Auch bei anderen gesperrten Internetseiten verschleppen Gerichte und zuständige Behörden eine öffentliche Begründung mitunter monatelang. „So wird es den Betroffenen deutlich erschwert, sich gegen die Sperrung zur Wehr zu setzen“, vermutet man bei „Reporter ohne Grenzen“ als Grund.

Der Journalist Gökhan Bayram befürchtet, dass die zunehmende Internetzensur zu einem immer höheren Maß an Selbstzensur durch die Betreiber der Portale führen wird. So wie im Falle des YouTube-Konkurrenten Mynet, der potentiell „gefährliche“ Inhalte erst gar nicht veröffentlicht.
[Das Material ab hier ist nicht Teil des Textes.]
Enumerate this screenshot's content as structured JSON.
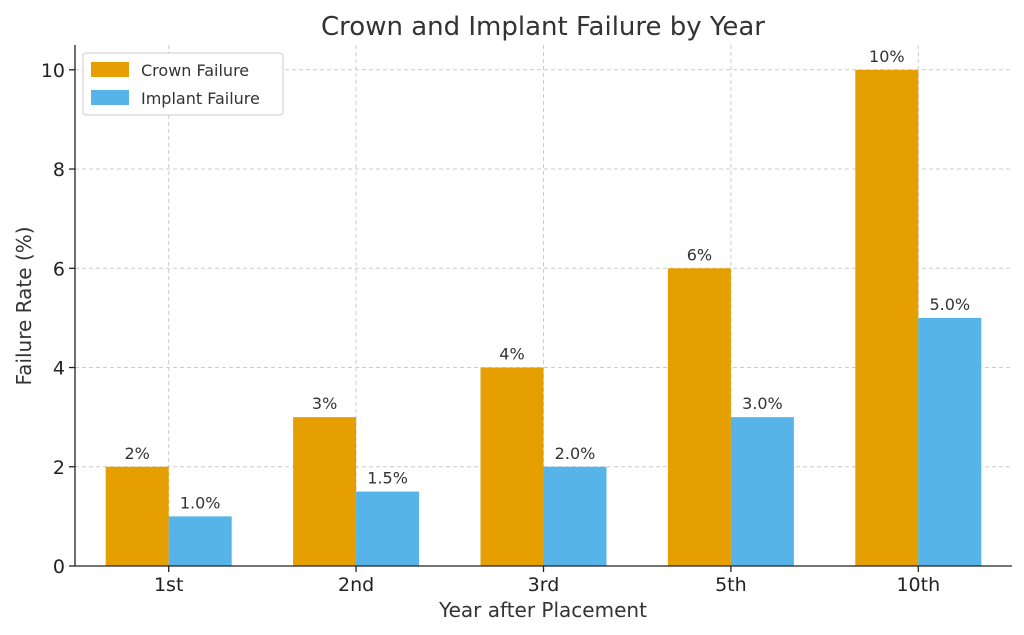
{
  "chart_data": {
    "type": "bar",
    "title": "Crown and Implant Failure by Year",
    "xlabel": "Year after Placement",
    "ylabel": "Failure Rate (%)",
    "categories": [
      "1st",
      "2nd",
      "3rd",
      "5th",
      "10th"
    ],
    "ylim": [
      0,
      10.5
    ],
    "yticks": [
      "0",
      "2",
      "4",
      "6",
      "8",
      "10"
    ],
    "grid": true,
    "legend_position": "top-left",
    "series": [
      {
        "name": "Crown Failure",
        "color": "#E69F00",
        "values": [
          2,
          3,
          4,
          6,
          10
        ],
        "labels": [
          "2%",
          "3%",
          "4%",
          "6%",
          "10%"
        ]
      },
      {
        "name": "Implant Failure",
        "color": "#56B4E9",
        "values": [
          1.0,
          1.5,
          2.0,
          3.0,
          5.0
        ],
        "labels": [
          "1.0%",
          "1.5%",
          "2.0%",
          "3.0%",
          "5.0%"
        ]
      }
    ]
  }
}
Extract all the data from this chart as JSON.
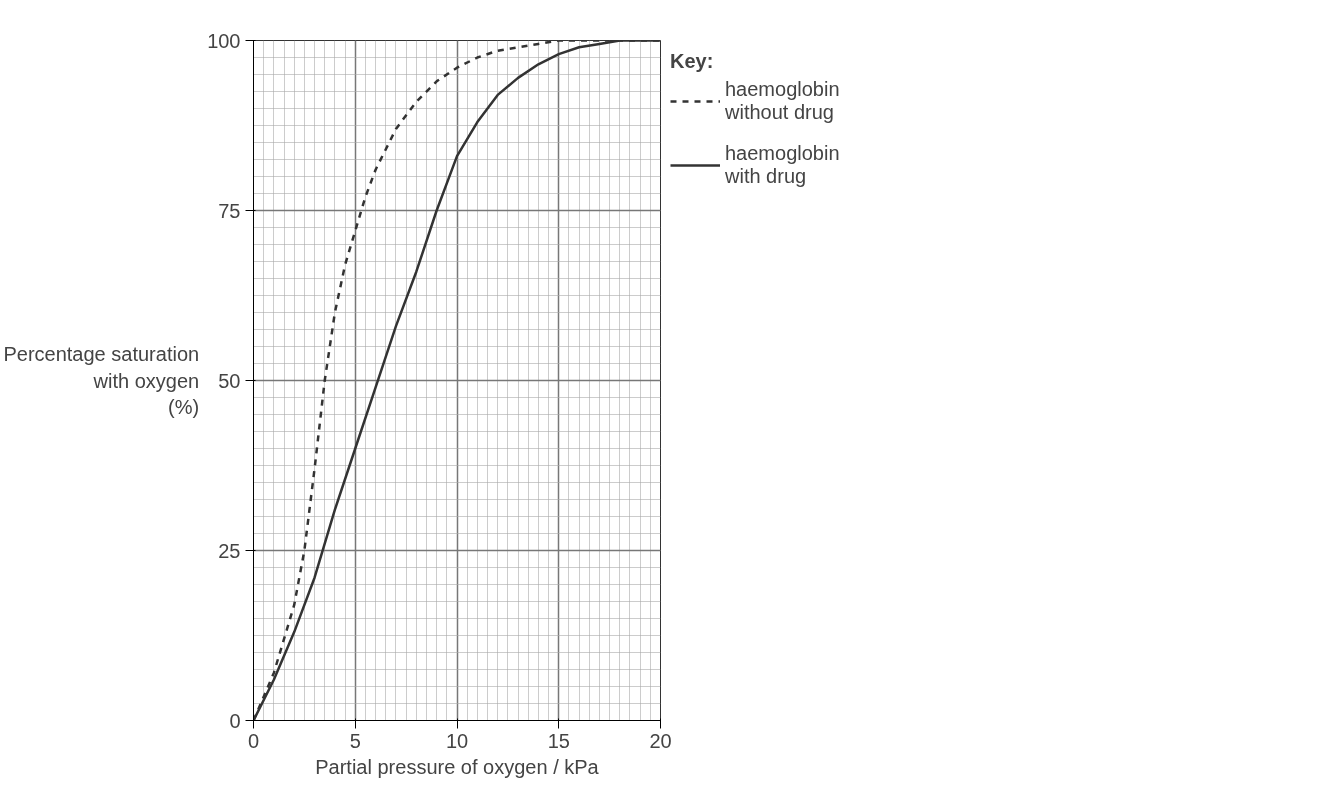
{
  "chart_data": {
    "type": "line",
    "xlabel": "Partial pressure of oxygen / kPa",
    "ylabel": "Percentage saturation\nwith oxygen\n(%)",
    "legend_title": "Key:",
    "legend": "top right",
    "grid": true,
    "xlim": [
      0,
      20
    ],
    "ylim": [
      0,
      100
    ],
    "xticks": [
      0,
      5,
      10,
      15,
      20
    ],
    "yticks": [
      0,
      25,
      50,
      75,
      100
    ],
    "series": [
      {
        "name": "haemoglobin\nwithout drug",
        "color": "#333333",
        "line_style": "dashed",
        "x": [
          0,
          1,
          2,
          2.5,
          3,
          3.5,
          4,
          4.5,
          5,
          5.5,
          6,
          7,
          8,
          9,
          10,
          11,
          12,
          13,
          14,
          15,
          16,
          17,
          18,
          19,
          20
        ],
        "values": [
          0,
          7,
          17,
          25,
          37,
          50,
          60,
          67,
          72,
          77,
          81,
          87,
          91,
          94,
          96,
          97.5,
          98.5,
          99,
          99.5,
          100,
          100,
          100,
          100,
          100,
          100
        ]
      },
      {
        "name": "haemoglobin\nwith drug",
        "color": "#333333",
        "line_style": "solid",
        "x": [
          0,
          1,
          2,
          3,
          4,
          5,
          6,
          7,
          8,
          9,
          10,
          11,
          12,
          13,
          14,
          15,
          16,
          17,
          18,
          19,
          20
        ],
        "values": [
          0,
          6,
          13,
          21,
          31,
          40,
          49,
          58,
          66,
          75,
          83,
          88,
          92,
          94.5,
          96.5,
          98,
          99,
          99.5,
          100,
          100,
          100
        ]
      }
    ]
  }
}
Viele der gesperrten türkischen Portale versuchen unterdessen, die Zensur auszuhebeln – etwa, indem unmittelbar nach der Sperrung eine alternative Domain eingerichtet wird. Indymedia forderte seine Nutzer dazu auf, die Blockade einfach durch die Nutzung sogenannter Anonymizer, also durch Umleitungen über ausländische Server, gezielt zu umgehen. Zensur im Netz sei technisch gesehen „sehr schwer umzusetzen“, so Indymedia, nur hätten das die türkischen Staatsanwaltschaften noch nicht mitbekommen.